Finding Matrix of Minimum 2-norm to obtain singular matrix

Question

Let $A,X \in \mathbb{R}^{m \times m}$ with rank$(A) = m$. Find $X$ of minimum 2-norm for $A + X$ to be singular.

My thoughts:

Since we want $A + X$ to be singular, we want to show that it has a zero determinant (or show that it has a zero eigenvalue). Now, since rank$(A) = m$, this means $A$ is full rank, hence it is invertible (non-singular).

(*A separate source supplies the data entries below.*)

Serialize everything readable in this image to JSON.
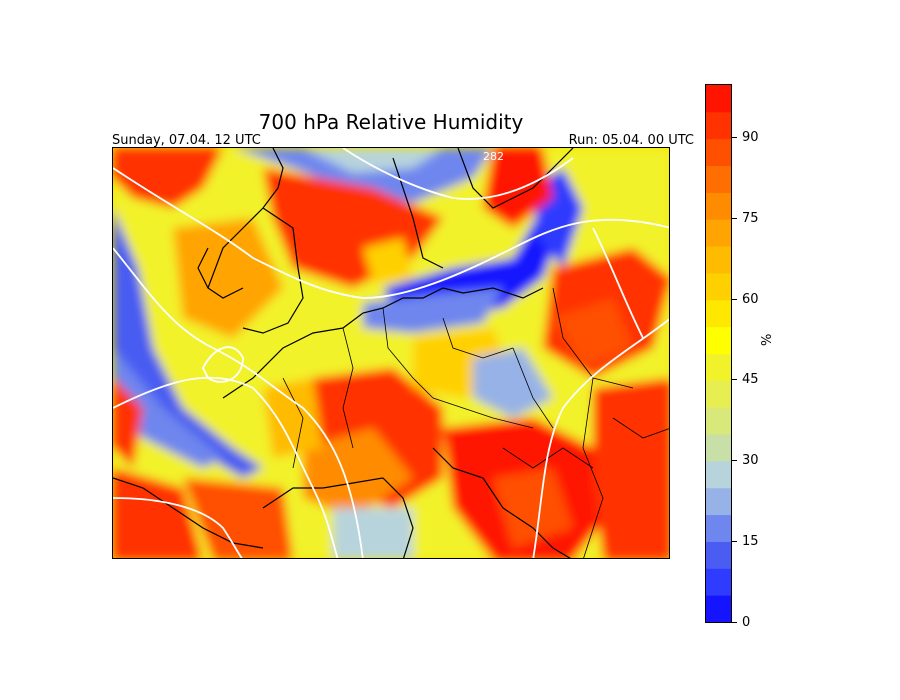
{
  "title": "700 hPa Relative Humidity",
  "valid_time": "Sunday, 07.04. 12 UTC",
  "run_time": "Run: 05.04. 00 UTC",
  "colorbar": {
    "label": "%",
    "ticks": [
      {
        "value": 0,
        "label": "0"
      },
      {
        "value": 15,
        "label": "15"
      },
      {
        "value": 30,
        "label": "30"
      },
      {
        "value": 45,
        "label": "45"
      },
      {
        "value": 60,
        "label": "60"
      },
      {
        "value": 75,
        "label": "75"
      },
      {
        "value": 90,
        "label": "90"
      }
    ],
    "min": 0,
    "max": 100,
    "bands": [
      {
        "from": 0,
        "to": 5,
        "color": "#1414ff"
      },
      {
        "from": 5,
        "to": 10,
        "color": "#2f3bff"
      },
      {
        "from": 10,
        "to": 15,
        "color": "#4a5cf2"
      },
      {
        "from": 15,
        "to": 20,
        "color": "#6e86ee"
      },
      {
        "from": 20,
        "to": 25,
        "color": "#97b2e6"
      },
      {
        "from": 25,
        "to": 30,
        "color": "#b7d4dc"
      },
      {
        "from": 30,
        "to": 35,
        "color": "#c8dfa8"
      },
      {
        "from": 35,
        "to": 40,
        "color": "#d8e87a"
      },
      {
        "from": 40,
        "to": 45,
        "color": "#e6ee52"
      },
      {
        "from": 45,
        "to": 50,
        "color": "#f2f22a"
      },
      {
        "from": 50,
        "to": 55,
        "color": "#ffff00"
      },
      {
        "from": 55,
        "to": 60,
        "color": "#ffe800"
      },
      {
        "from": 60,
        "to": 65,
        "color": "#ffd000"
      },
      {
        "from": 65,
        "to": 70,
        "color": "#ffbb00"
      },
      {
        "from": 70,
        "to": 75,
        "color": "#ffa400"
      },
      {
        "from": 75,
        "to": 80,
        "color": "#ff8c00"
      },
      {
        "from": 80,
        "to": 85,
        "color": "#ff6e00"
      },
      {
        "from": 85,
        "to": 90,
        "color": "#ff5000"
      },
      {
        "from": 90,
        "to": 95,
        "color": "#ff3200"
      },
      {
        "from": 95,
        "to": 100,
        "color": "#ff1400"
      }
    ]
  },
  "map": {
    "contour_label": "282"
  }
}
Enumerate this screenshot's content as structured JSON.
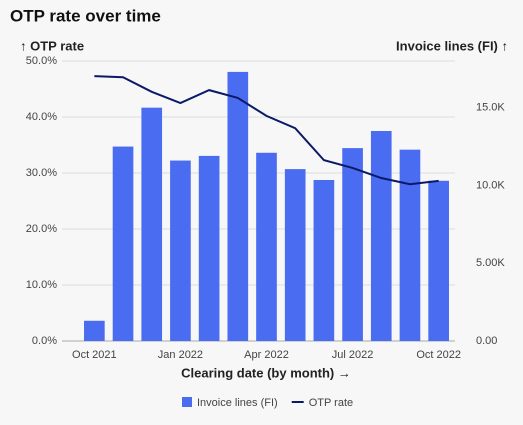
{
  "chart_data": {
    "type": "bar-line",
    "title": "OTP rate over time",
    "y_label": "↑ OTP rate",
    "y2_label": "Invoice lines (FI) ↑",
    "x_label": "Clearing date (by month) →",
    "categories": [
      "Oct 2021",
      null,
      null,
      "Jan 2022",
      null,
      null,
      "Apr 2022",
      null,
      null,
      "Jul 2022",
      null,
      null,
      "Oct 2022"
    ],
    "series": [
      {
        "name": "Invoice lines (FI)",
        "type": "bar",
        "axis": "y2",
        "color": "#4a6cf0",
        "values": [
          1300,
          12500,
          15000,
          11600,
          11900,
          17300,
          12100,
          11050,
          10350,
          12400,
          13500,
          12300,
          10300
        ]
      },
      {
        "name": "OTP rate",
        "type": "line",
        "color": "#0b1a66",
        "values": [
          47.3,
          47.1,
          44.5,
          42.5,
          44.8,
          43.4,
          40.2,
          38.0,
          32.3,
          30.9,
          29.1,
          28.0,
          28.6
        ]
      }
    ],
    "ylim": [
      0,
      50
    ],
    "yticks": [
      {
        "value": 0,
        "label": "0.0%"
      },
      {
        "value": 10,
        "label": "10.0%"
      },
      {
        "value": 20,
        "label": "20.0%"
      },
      {
        "value": 30,
        "label": "30.0%"
      },
      {
        "value": 40,
        "label": "40.0%"
      },
      {
        "value": 50,
        "label": "50.0%"
      }
    ],
    "y2lim": [
      0,
      18000
    ],
    "y2ticks": [
      {
        "value": 0,
        "label": "0.00"
      },
      {
        "value": 5000,
        "label": "5.00K"
      },
      {
        "value": 10000,
        "label": "10.0K"
      },
      {
        "value": 15000,
        "label": "15.0K"
      }
    ],
    "grid": true,
    "legend": "bottom"
  }
}
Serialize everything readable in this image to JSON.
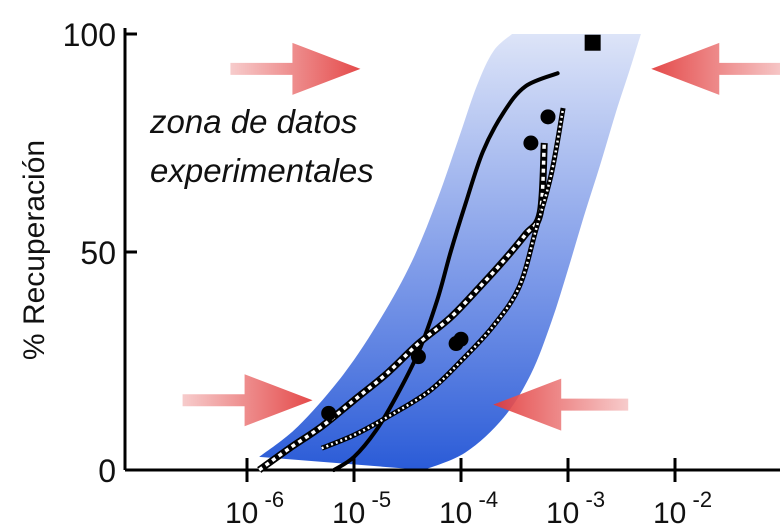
{
  "chart_data": {
    "type": "line",
    "title": "",
    "xlabel": "",
    "ylabel": "% Recuperación",
    "xscale": "log",
    "xlim": [
      1e-07,
      0.1
    ],
    "ylim": [
      0,
      100
    ],
    "x_ticks": [
      1e-06,
      1e-05,
      0.0001,
      0.001,
      0.01
    ],
    "x_tick_labels": [
      {
        "base": "10",
        "exp": "-6"
      },
      {
        "base": "10",
        "exp": "-5"
      },
      {
        "base": "10",
        "exp": "-4"
      },
      {
        "base": "10",
        "exp": "-3"
      },
      {
        "base": "10",
        "exp": "-2"
      }
    ],
    "y_ticks": [
      0,
      50,
      100
    ],
    "y_tick_labels": [
      "0",
      "50",
      "100"
    ],
    "grid": false,
    "annotation": {
      "line1": "zona de datos",
      "line2": "experimentales"
    },
    "band": {
      "upper": [
        [
          1.3e-06,
          3
        ],
        [
          3e-06,
          10
        ],
        [
          8e-06,
          22
        ],
        [
          1.8e-05,
          35
        ],
        [
          3.5e-05,
          48
        ],
        [
          6e-05,
          62
        ],
        [
          9.5e-05,
          76
        ],
        [
          0.00014,
          88
        ],
        [
          0.0002,
          96
        ],
        [
          0.0003,
          100
        ]
      ],
      "lower": [
        [
          4.5e-05,
          0
        ],
        [
          0.00011,
          4
        ],
        [
          0.00025,
          12
        ],
        [
          0.00045,
          22
        ],
        [
          0.0007,
          34
        ],
        [
          0.001,
          46
        ],
        [
          0.0014,
          58
        ],
        [
          0.002,
          70
        ],
        [
          0.0028,
          82
        ],
        [
          0.0038,
          92
        ],
        [
          0.0048,
          100
        ]
      ],
      "color": "#2a5bd7"
    },
    "series": [
      {
        "style": "solid",
        "color": "#000000",
        "values": [
          [
            6.5e-06,
            0
          ],
          [
            1e-05,
            3
          ],
          [
            1.6e-05,
            9
          ],
          [
            2.5e-05,
            17
          ],
          [
            4e-05,
            27
          ],
          [
            6e-05,
            39
          ],
          [
            8e-05,
            50
          ],
          [
            0.00011,
            61
          ],
          [
            0.00016,
            73
          ],
          [
            0.00025,
            82
          ],
          [
            0.0004,
            88
          ],
          [
            0.0008,
            91
          ]
        ]
      },
      {
        "style": "checker",
        "color": "#000000",
        "values": [
          [
            1.3e-06,
            0
          ],
          [
            2.5e-06,
            5
          ],
          [
            5e-06,
            10
          ],
          [
            1e-05,
            16
          ],
          [
            2e-05,
            22
          ],
          [
            4e-05,
            29
          ],
          [
            8e-05,
            35
          ],
          [
            0.00015,
            42
          ],
          [
            0.00025,
            48
          ],
          [
            0.0004,
            54
          ],
          [
            0.00055,
            59
          ],
          [
            0.0006,
            75
          ]
        ]
      },
      {
        "style": "dotted",
        "color": "#000000",
        "values": [
          [
            5e-06,
            5
          ],
          [
            1e-05,
            8
          ],
          [
            2e-05,
            12
          ],
          [
            5e-05,
            18
          ],
          [
            0.0001,
            25
          ],
          [
            0.0002,
            33
          ],
          [
            0.00035,
            42
          ],
          [
            0.0005,
            55
          ],
          [
            0.0007,
            68
          ],
          [
            0.0009,
            83
          ]
        ]
      }
    ],
    "points": [
      {
        "x": 5.8e-06,
        "y": 13,
        "marker": "circle"
      },
      {
        "x": 4e-05,
        "y": 26,
        "marker": "circle"
      },
      {
        "x": 9e-05,
        "y": 29,
        "marker": "circle"
      },
      {
        "x": 0.0001,
        "y": 30,
        "marker": "circle"
      },
      {
        "x": 0.00045,
        "y": 75,
        "marker": "circle"
      },
      {
        "x": 0.00065,
        "y": 81,
        "marker": "circle"
      },
      {
        "x": 0.0017,
        "y": 98,
        "marker": "square"
      }
    ],
    "arrows": [
      {
        "x": 7e-07,
        "y": 92,
        "direction": "right"
      },
      {
        "x": 0.006,
        "y": 92,
        "direction": "left"
      },
      {
        "x": 2.5e-07,
        "y": 16,
        "direction": "right"
      },
      {
        "x": 0.0002,
        "y": 15,
        "direction": "left"
      }
    ]
  }
}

My first thought was to take $X$ and look at its singular value decomposition (SVD): Let $$X = U\Sigma V^T,$$ where $U$ and $V$ are orthogonal real $m\times m$ matrices and $\Sigma$ is a diagonal matrix with $$\Sigma = \begin{pmatrix} \sigma_1 \\ & \sigma_2 \\ & & \ddots \\ & & & \sigma_m\end{pmatrix},$$ where $\sigma_1 \geq \dots \sigma_m \geq 0$ are the singular values of $X$. We want to minimize $||X||_2$, where $||X||_2 = \sigma_1$, the largest singular value of $X$. So, we want to minimize $\sigma_1$.

Beyond this, I'm not sure what to do. Might this be a "rank 1 approximation"- type problem?

Answer 1

Some hints:

Let $\underline{\sigma}$ be the smallest singular value of $A$.

Show that $\|Ax-Bx\| \ge (\underline{\sigma}-\|B\|) \|x\|$, that is $\|A-B\| \ge \underline{\sigma}-\|B\|$. In particular, if $\|B\| < \underline{\sigma}$ then $A-B$ is non singular.

Now use the SVD of $A$ to construct a matrix $B$ of norm $\underline{\sigma}$ such that $A-B$ is singular.